Ken and Ruth Davee Department of Neurology, Northwestern University Feinberg School of Medicine, Chicago, IL, 60611, USA; Medical Scientist Training Program, Northwestern University Feinberg School of Medicine, Chicago, IL, 60611, USA.
Ken and Ruth Davee Department of Neurology, Northwestern University Feinberg School of Medicine, Chicago, IL, 60611, USA.

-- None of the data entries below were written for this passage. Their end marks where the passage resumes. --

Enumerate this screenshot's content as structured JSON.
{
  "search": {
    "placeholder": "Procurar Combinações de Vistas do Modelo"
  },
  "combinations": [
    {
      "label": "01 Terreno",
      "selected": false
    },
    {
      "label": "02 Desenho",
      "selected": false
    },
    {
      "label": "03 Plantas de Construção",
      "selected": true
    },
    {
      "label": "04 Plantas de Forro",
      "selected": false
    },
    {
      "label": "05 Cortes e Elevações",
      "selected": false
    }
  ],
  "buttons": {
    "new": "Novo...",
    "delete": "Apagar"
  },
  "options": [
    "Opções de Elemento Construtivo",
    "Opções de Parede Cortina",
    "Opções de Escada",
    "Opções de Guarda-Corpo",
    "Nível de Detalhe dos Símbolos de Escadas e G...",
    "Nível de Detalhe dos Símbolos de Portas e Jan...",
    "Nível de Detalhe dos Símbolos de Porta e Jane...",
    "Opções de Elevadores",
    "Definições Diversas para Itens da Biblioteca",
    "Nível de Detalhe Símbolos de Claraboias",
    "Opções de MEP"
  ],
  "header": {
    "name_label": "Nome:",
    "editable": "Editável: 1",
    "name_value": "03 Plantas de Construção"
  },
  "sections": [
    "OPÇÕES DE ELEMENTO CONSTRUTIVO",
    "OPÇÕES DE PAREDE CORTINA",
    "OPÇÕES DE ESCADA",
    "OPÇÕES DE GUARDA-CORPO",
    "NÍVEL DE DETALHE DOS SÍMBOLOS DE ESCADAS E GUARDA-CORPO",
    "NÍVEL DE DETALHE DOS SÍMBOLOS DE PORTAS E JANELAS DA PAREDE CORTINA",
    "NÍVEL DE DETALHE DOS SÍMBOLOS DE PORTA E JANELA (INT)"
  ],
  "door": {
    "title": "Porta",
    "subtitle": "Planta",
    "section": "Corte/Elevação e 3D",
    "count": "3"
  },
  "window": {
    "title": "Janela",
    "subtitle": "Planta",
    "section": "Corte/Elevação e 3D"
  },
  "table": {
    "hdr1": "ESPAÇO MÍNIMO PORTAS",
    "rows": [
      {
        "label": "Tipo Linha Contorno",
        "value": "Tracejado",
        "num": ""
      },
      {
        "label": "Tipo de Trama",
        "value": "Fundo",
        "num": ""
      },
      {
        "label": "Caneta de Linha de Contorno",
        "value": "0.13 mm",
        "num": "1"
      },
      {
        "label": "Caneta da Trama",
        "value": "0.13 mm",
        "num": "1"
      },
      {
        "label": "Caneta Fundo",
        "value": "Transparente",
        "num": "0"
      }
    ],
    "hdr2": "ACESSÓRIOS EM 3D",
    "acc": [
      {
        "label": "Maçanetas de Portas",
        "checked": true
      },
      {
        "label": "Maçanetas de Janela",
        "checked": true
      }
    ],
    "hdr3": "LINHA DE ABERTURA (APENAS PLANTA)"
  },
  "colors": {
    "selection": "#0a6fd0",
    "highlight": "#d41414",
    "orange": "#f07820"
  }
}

Neurotherapeutics. 2024 Oct;21(6):e00425. doi: 10.1016/j.neurot.2024.e00425. Epub 2024 Jul 25.
Alzheimer's disease (AD) is the most common neurodegenerative disorder and is the most common cause of dementia. AD is characterized pathologically by proteinaceous aggregates composed of amyloid beta (Aβ) and tau as well as progressive neurodegeneration. Concurrently with the buildup of protein aggregates, a strong neuroinflammatory response, in the form of reactive astrocytosis and microgliosis, occurs in the AD brain. It has recently been shown that the gut microbiome (GMB), composed of trillions of bacteria in the human intestine, can regulate both reactive astrocytosis and microgliosis in the context of both amyloidosis and tauopathy. Many studies have implicated microglia in these processes. However, growing evidence suggests that interactions between the GMB and astrocytes have a much larger role than previously thought. In this review, we summarize evidence regarding the gut microbiome in the control of reactive astrocytosis in AD.
阿尔茨海默病(AD)是最常见的神经退行性疾病,也是痴呆症最常见的病因。AD 在病理学上的特征是由淀粉样蛋白β(Aβ)和tau 组成的蛋白聚集物以及进行性神经退行性变。随着蛋白聚集物的积累,AD 大脑中会发生强烈的神经炎症反应,表现为反应性星形胶质细胞增生和小胶质细胞增生。最近的研究表明,肠道微生物组(GMB)由人类肠道中的数万亿细菌组成,可以调节淀粉样蛋白病和tau 病中的反应性星形胶质细胞增生和小胶质细胞增生。许多研究都表明小胶质细胞在这些过程中起作用。然而,越来越多的证据表明,肠道微生物组与星形胶质细胞之间的相互作用比以前认为的要大得多。在这篇综述中,我们总结了关于肠道微生物组在 AD 中控制反应性星形胶质细胞增生的证据。